Notes on data formats:

  • Tab-delimited text files should contain a single row at the top containing column headers. Column headers should be written in camelCase or with_underscores (no spaces) with units included in the column headers.
  • Tab-delimited text files can be created as Microsoft Excel or Google Sheet files, edited, and then saved as tab-delimited text (.txt, Excel) or tab-separated values (.tsv, Sheets), which are the same except for the extension.

Storage & Backup

Best practices for storage and backup of 'omics data should ensure that the data files are associated with their metadata and backed up securely.

Raw data

Upon receipt of raw sequencing data, FASTQ files should be immediately stored in two locations (e.g., a local drive for analyses and on the NOAA Google Drive). The location of these files and their metadata (e.g., file name, associated project, sequence submission date) should be recorded on a Google Spreadsheet. This spreadsheet should be backed up on a regular basis by downloading it as a tab-delimited file and saving to an external drive.

Storage locations of raw sequence data should have a regularly scheduled backup plan (e.g., RAID on server drives, external backup of Google Drive).

Intermediate and processed data files

Depending on your 'omics method, you will generate various types of intermediate and final processed files. For files produced by analyses that are computationally or time-intensive (e.g., trimmed FASTQ files, ASVs, assembled RADseq loci), it is a good idea to backup them up in a second location until the project is completed or the files are uploaded to a repository such as Dryad, Zenodo, or Figshare.

Archiving and cross-linking

All NOAA ‘omics projects that are eligible for NCEI should include a project submission to the National Centers for Environmental Information (NCEI), and provide a README file locating where all products of that project have been submitted. This file should contain a description of the data and a link to a persistent digital object identifier (DOI) or NCBI accession number. This file should include include links to all raw data, metadata, data analysis products, and code used for the ‘omics project, including a self-referential link to the NCEI project submission where the README file is found.
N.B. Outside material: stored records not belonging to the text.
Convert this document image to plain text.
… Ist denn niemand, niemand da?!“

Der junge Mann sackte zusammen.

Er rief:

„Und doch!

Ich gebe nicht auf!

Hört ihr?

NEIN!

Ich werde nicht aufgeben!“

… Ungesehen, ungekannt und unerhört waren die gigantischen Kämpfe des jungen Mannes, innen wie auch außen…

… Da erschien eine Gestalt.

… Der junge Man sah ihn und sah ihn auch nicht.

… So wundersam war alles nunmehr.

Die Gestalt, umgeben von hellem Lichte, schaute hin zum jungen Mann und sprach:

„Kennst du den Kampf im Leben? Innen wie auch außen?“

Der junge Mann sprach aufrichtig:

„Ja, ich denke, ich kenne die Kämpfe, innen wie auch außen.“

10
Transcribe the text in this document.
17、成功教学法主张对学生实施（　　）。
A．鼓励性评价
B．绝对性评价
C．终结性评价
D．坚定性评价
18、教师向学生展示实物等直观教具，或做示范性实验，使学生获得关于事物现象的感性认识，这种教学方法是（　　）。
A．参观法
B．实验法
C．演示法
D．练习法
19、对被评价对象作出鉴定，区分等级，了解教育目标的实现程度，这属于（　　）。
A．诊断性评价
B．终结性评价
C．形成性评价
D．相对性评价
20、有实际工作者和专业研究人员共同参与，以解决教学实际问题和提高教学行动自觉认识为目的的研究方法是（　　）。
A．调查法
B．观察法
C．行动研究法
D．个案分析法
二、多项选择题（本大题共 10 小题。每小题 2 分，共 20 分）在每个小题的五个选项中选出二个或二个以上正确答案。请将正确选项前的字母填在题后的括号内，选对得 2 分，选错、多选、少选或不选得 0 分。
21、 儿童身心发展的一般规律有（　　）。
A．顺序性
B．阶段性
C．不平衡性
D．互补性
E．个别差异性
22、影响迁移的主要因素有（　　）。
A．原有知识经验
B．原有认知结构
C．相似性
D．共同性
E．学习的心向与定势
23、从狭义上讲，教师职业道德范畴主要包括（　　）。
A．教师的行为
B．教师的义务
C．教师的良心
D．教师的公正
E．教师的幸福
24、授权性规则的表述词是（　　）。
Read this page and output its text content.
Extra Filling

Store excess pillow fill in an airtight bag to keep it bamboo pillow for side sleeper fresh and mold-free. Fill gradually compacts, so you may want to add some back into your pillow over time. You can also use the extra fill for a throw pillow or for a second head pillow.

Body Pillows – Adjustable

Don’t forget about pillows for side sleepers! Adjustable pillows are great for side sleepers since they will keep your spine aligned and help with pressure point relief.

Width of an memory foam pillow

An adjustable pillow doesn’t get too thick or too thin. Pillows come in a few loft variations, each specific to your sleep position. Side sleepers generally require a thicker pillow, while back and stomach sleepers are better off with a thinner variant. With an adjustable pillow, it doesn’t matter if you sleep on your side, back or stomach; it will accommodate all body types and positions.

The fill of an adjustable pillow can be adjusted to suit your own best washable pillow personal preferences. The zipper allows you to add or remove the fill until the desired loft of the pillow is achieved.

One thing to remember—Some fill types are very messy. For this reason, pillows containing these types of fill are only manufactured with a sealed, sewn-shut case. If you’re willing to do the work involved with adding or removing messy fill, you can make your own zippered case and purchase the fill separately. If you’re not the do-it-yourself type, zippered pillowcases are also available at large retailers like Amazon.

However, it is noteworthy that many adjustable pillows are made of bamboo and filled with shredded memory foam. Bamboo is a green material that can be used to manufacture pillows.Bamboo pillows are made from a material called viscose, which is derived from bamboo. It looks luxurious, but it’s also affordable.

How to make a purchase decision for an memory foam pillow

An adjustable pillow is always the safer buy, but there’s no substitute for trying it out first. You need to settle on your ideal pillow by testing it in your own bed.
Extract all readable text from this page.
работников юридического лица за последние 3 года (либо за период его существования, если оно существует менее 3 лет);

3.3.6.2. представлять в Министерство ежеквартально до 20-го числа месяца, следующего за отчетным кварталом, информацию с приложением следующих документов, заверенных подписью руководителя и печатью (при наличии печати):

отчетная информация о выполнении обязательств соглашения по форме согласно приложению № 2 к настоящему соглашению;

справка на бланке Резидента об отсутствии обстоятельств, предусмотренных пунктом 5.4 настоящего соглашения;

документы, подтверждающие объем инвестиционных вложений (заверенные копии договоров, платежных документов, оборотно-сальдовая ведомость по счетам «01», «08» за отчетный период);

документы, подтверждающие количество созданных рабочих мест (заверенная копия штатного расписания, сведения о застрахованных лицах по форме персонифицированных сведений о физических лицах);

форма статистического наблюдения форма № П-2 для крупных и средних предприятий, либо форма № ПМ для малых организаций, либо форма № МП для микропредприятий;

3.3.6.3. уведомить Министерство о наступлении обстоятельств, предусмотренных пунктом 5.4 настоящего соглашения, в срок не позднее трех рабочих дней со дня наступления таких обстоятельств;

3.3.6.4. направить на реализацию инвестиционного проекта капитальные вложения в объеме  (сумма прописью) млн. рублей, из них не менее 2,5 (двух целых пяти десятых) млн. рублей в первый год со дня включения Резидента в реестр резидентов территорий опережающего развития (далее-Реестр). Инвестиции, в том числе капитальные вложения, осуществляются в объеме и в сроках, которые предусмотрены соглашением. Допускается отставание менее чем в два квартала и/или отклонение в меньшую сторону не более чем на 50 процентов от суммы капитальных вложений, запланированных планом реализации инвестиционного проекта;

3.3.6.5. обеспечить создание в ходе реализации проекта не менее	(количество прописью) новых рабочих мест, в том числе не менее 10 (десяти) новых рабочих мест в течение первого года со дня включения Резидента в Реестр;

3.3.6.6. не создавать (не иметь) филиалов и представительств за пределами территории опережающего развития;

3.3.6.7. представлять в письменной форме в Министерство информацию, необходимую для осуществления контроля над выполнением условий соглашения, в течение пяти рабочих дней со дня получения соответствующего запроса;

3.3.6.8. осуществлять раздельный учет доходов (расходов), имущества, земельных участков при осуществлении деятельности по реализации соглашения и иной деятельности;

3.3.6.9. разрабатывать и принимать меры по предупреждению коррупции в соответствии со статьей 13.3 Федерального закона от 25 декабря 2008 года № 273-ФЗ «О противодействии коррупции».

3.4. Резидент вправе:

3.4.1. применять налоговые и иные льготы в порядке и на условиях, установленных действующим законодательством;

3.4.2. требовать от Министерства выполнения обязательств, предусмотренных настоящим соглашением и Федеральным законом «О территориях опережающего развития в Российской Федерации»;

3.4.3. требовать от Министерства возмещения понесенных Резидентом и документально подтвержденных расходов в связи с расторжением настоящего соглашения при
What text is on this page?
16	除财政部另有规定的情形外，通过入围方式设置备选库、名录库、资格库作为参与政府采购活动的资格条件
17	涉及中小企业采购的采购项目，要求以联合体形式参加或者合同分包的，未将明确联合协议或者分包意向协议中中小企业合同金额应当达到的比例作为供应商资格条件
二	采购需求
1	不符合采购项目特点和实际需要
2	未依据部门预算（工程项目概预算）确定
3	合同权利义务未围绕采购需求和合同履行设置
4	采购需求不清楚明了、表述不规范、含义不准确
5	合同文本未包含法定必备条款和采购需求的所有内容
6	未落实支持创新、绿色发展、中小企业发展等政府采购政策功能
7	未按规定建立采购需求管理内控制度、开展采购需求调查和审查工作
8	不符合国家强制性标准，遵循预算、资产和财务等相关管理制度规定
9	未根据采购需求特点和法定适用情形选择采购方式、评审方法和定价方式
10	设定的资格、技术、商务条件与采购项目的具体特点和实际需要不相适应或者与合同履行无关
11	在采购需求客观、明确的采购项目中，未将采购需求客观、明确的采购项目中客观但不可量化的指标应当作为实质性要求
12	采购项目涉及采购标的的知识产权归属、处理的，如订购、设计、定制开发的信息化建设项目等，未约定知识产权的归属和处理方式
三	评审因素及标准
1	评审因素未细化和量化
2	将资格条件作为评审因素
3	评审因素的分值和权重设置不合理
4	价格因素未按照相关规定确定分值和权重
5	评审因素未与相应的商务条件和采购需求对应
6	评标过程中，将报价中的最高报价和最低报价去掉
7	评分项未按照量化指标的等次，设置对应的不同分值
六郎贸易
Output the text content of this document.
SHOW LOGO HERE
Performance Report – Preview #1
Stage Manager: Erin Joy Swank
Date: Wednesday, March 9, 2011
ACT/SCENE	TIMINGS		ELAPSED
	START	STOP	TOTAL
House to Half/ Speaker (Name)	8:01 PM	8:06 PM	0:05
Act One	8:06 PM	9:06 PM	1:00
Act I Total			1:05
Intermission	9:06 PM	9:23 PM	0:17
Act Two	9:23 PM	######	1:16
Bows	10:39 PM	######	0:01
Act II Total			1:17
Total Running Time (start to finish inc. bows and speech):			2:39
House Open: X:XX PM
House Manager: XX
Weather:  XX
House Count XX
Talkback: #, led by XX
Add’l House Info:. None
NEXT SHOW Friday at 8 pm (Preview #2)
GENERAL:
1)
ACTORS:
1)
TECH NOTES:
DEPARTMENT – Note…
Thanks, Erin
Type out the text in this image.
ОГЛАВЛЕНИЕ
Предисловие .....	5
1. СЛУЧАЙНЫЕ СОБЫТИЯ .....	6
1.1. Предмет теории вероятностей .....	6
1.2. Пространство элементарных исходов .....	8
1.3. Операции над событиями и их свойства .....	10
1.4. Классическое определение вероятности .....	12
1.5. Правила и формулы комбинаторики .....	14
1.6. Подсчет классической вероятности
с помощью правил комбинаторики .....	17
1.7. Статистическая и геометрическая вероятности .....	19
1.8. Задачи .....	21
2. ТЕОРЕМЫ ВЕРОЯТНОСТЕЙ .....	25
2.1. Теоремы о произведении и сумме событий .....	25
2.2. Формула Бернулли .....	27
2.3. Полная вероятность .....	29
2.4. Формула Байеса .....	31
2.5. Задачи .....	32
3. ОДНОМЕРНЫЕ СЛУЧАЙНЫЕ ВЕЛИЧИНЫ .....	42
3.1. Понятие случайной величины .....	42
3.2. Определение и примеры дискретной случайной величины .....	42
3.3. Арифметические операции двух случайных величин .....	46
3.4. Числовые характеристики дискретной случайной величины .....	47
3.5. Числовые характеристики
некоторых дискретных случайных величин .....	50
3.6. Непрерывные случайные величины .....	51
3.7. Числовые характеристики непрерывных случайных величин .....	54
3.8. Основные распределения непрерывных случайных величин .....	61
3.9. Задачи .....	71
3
This NCEI accession number can be cross-listed in other repositories containing the project's data. For example, you can provide a link to the NCEI project in the "Related Resources" section of an NCBI BioProject.

An additional organized and accessible data archive can further support reproducibility of a project. This archive can be hosted on Figshare, Dryad, or Github and archived with Zenodo. It should include cross-listed repository links or files for all raw data, metadata, data analysis products, code, and any research products (manuscripts, figures, ect.). Optionally, it can also include details on lab or field protocols.

The AOML ’Omics GitHub organization contains the repository Datasets that lists the datasets generated by AOML ’Omics and links to the primary data location (BioProject, ProteomeXchange, or NCEI). It can be viewed as a GitHub Page, which is more user-friendly than a repository page. ’Omics users can edit the README.md file (containing the table of datasets) directly from a web browser (command-line Git is not required).